Obama’s efforts to win approval of new trade deals hit a big roadblock on Wednesday when Sen. Majority Leader Harry Reid, D-Nev., said he was opposed to fast-track legislation. “I think everyone would be well-advised just not to push this right now,” he said.
With Democrats divided, it may mean Congress doesn’t take up any new trade deals — which still have been completed — before the November election.
The U.S., Japan, Mexico, Canada and eight other nations have been negotiating a Trans-Pacific Partnership that would create a free trade zone accounting for 40 percent of the world’s economy. Australia, Brunei, Chile, New Zealand, Malaysia, Peru, Singapore and Vietnam are also part of the talks. The Obama administration has refused to raise currency as an issue in the talks — arguing that other international forums like the G-20 are a better tool.
Rep. Fred Upton, R-St. Joseph, chair of the House Energy and Commerce Committee, said in an interview that much of the meeting with Barra was focused on the trade deal. “We want to make sure that any trade agreement” addresses automakers concerns about currency — particularly a deal with Japan.
Sen. Debbie Stabenow, D-Lansing, said there is “deep concern about currency manipulation” and the impact of a trade deal on U.S. automakers, especially given that Japan has very few foreign imports — and U.S. automakers blame trade barriers. Stabenow said: “I told (Barra) we’re behind her on this and TPP has got to be right for our Michigan automobile companies.” She said the turnaround of the U.S. auto industry could be “jeopardized” if currency isn’t addressed.

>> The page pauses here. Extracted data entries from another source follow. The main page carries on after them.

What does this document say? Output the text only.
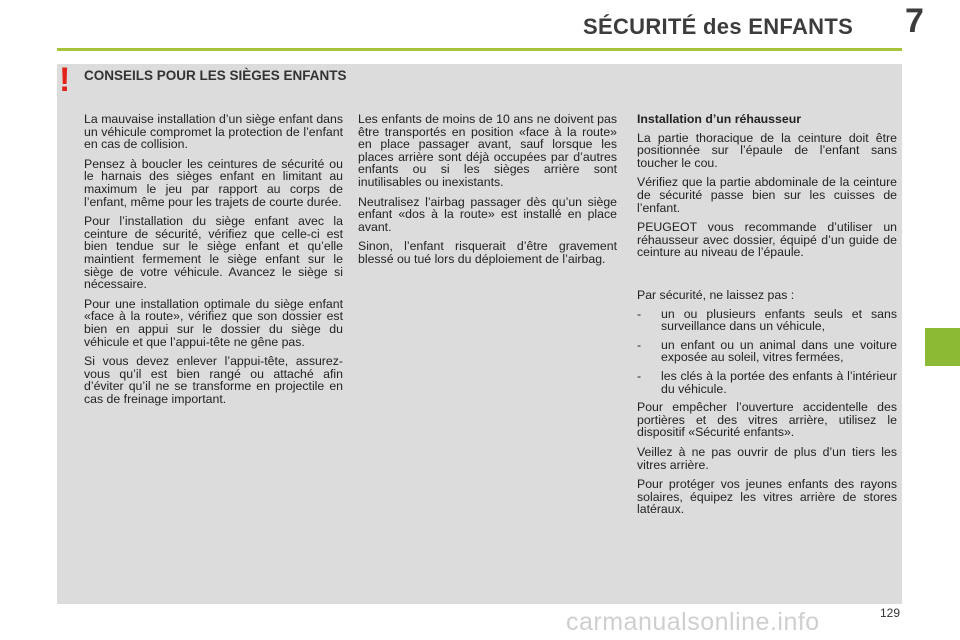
SÉCURITÉ des ENFANTS 7
! CONSEILS POUR LES SIÈGES ENFANTS

La mauvaise installation d’un siège enfant dans un véhicule compromet la protection de l’enfant en cas de collision.

Pensez à boucler les ceintures de sécurité ou le harnais des sièges enfant en limitant au maximum le jeu par rapport au corps de l’enfant, même pour les trajets de courte durée.

Pour l’installation du siège enfant avec la ceinture de sécurité, vérifiez que celle-ci est bien tendue sur le siège enfant et qu’elle maintient fermement le siège enfant sur le siège de votre véhicule. Avancez le siège si nécessaire.

Pour une installation optimale du siège enfant «face à la route», vérifiez que son dossier est bien en appui sur le dossier du siège du véhicule et que l’appui-tête ne gêne pas.

Si vous devez enlever l’appui-tête, assurez-vous qu’il est bien rangé ou attaché afin d’éviter qu’il ne se transforme en projectile en cas de freinage important.

Les enfants de moins de 10 ans ne doivent pas être transportés en position «face à la route» en place passager avant, sauf lorsque les places arrière sont déjà occupées par d’autres enfants ou si les sièges arrière sont inutilisables ou inexistants.

Neutralisez l’airbag passager dès qu’un siège enfant «dos à la route» est installé en place avant.

Sinon, l’enfant risquerait d’être gravement blessé ou tué lors du déploiement de l’airbag.

Installation d’un réhausseur

La partie thoracique de la ceinture doit être positionnée sur l’épaule de l’enfant sans toucher le cou.

Vérifiez que la partie abdominale de la ceinture de sécurité passe bien sur les cuisses de l’enfant.

PEUGEOT vous recommande d’utiliser un réhausseur avec dossier, équipé d’un guide de ceinture au niveau de l’épaule.

Par sécurité, ne laissez pas :

- un ou plusieurs enfants seuls et sans surveillance dans un véhicule,
- un enfant ou un animal dans une voiture exposée au soleil, vitres fermées,
- les clés à la portée des enfants à l’intérieur du véhicule.

Pour empêcher l’ouverture accidentelle des portières et des vitres arrière, utilisez le dispositif «Sécurité enfants».

Veillez à ne pas ouvrir de plus d’un tiers les vitres arrière.

Pour protéger vos jeunes enfants des rayons solaires, équipez les vitres arrière de stores latéraux.

129
carmanualsonline.info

Congress is considering approving fast-track authority that would allow the Obama administration to get an up or down vote on a trade deal without amendments, something many countries want before they will agree to a trade deal. President Barack Obama said Tuesday in his State of the Union address he wants Congress to pass fast-track authority so he can reach agreements on the Pacific zone as well as a separate proposed trade deal with Europe.

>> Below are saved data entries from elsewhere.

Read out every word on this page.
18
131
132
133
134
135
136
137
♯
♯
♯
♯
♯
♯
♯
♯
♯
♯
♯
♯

“We need to work together on tools like bipartisan trade promotion authority to protect our workers, protect our environment, and open new markets to new goods stamped “Made in the USA.” China and Europe aren’t standing on the sidelines. Neither should we,” Obama said.

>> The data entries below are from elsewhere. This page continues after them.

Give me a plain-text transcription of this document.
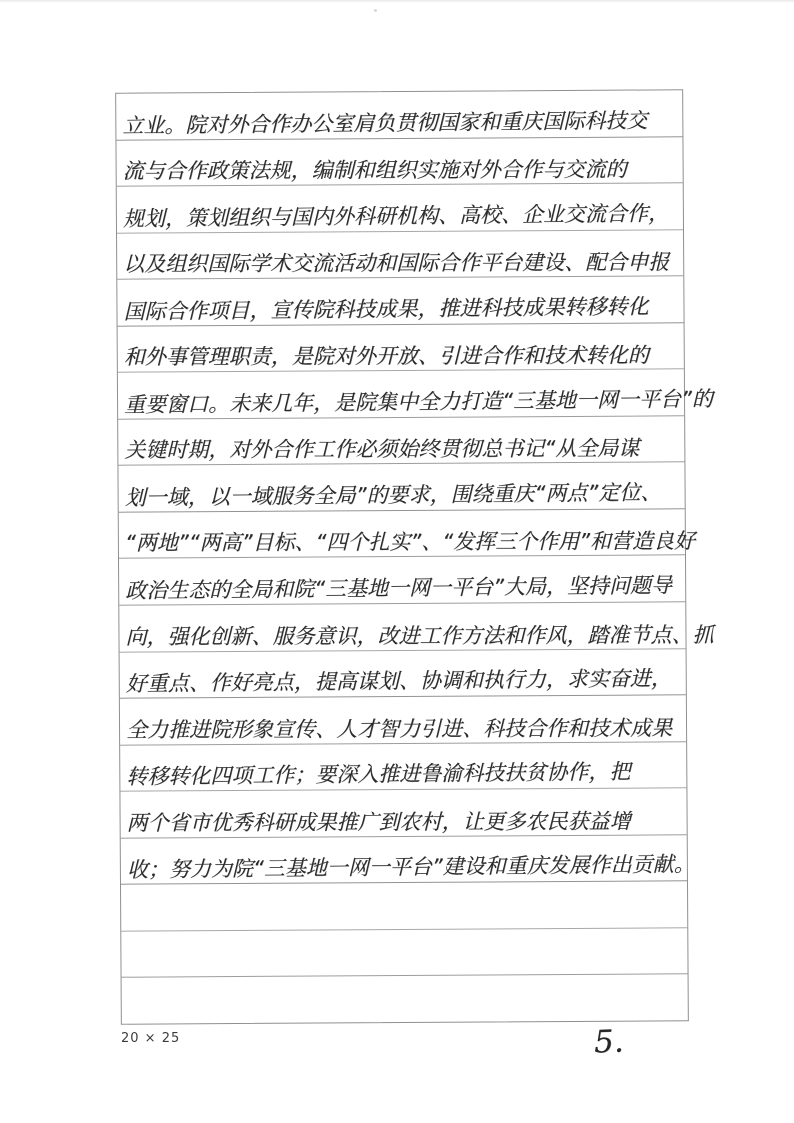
立业。院对外合作办公室肩负贯彻国家和重庆国际科技交
流与合作政策法规，编制和组织实施对外合作与交流的
规划，策划组织与国内外科研机构、高校、企业交流合作，
以及组织国际学术交流活动和国际合作平台建设、配合申报
国际合作项目，宣传院科技成果，推进科技成果转移转化
和外事管理职责，是院对外开放、引进合作和技术转化的
重要窗口。未来几年，是院集中全力打造“三基地一网一平台”的
关键时期，对外合作工作必须始终贯彻总书记“从全局谋
划一域，以一域服务全局”的要求，围绕重庆“两点”定位、
“两地”“两高”目标、“四个扎实”、“发挥三个作用”和营造良好
政治生态的全局和院“三基地一网一平台”大局，坚持问题导
向，强化创新、服务意识，改进工作方法和作风，踏准节点、抓
好重点、作好亮点，提高谋划、协调和执行力，求实奋进，
全力推进院形象宣传、人才智力引进、科技合作和技术成果
转移转化四项工作；要深入推进鲁渝科技扶贫协作，把
两个省市优秀科研成果推广到农村，让更多农民获益增
收；努力为院“三基地一网一平台”建设和重庆发展作出贡献。
20 × 25	5.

In November, Michigan congressional Democrats met at the White House with Vice President Joe Biden and Froman to make the case that the Trans-Pacific Partnership needs protections against currency manipulation — especially in reference to Japan and Japanese automakers. They also worry that without protections, China could one day join the treaty and use its ability to manipulate its currency to undercut U.S. auto production.
Barra was making her first trip to Washington since taking the reins at GM earlier this month. She attended the State of the Union as a guest of first lady Michelle Obama and got a chance to briefly say hello to President Obama.
“Here in America, our success should depend not on accident of birth, but the strength of our work ethic and the scope of our dreams. That’s what drew our forebears here. It’s how the daughter of a factory worker is CEO of America’s largest automaker; how the son of a barkeeper is speaker of the House; how the son of a single mom can be president of the greatest nation on Earth,” Obama said in his speech, referencing Barra, Rep. John Boehner, R-Ohio, and himself.
Barra said she was touched. “It was especially touching for me because it referenced my father who I am so proud of,” she said.
She called the speech a “great opportunity to represent the men and women of General Motors.”
Barra praised Obama’s call for moving forward and for “how much we can accomplish if we work together.”
She noted car purchases are one of the most significant purchases most Americans make. “The stability and the consumer confidence — continuing to work together and the build the economy — is important,” she said.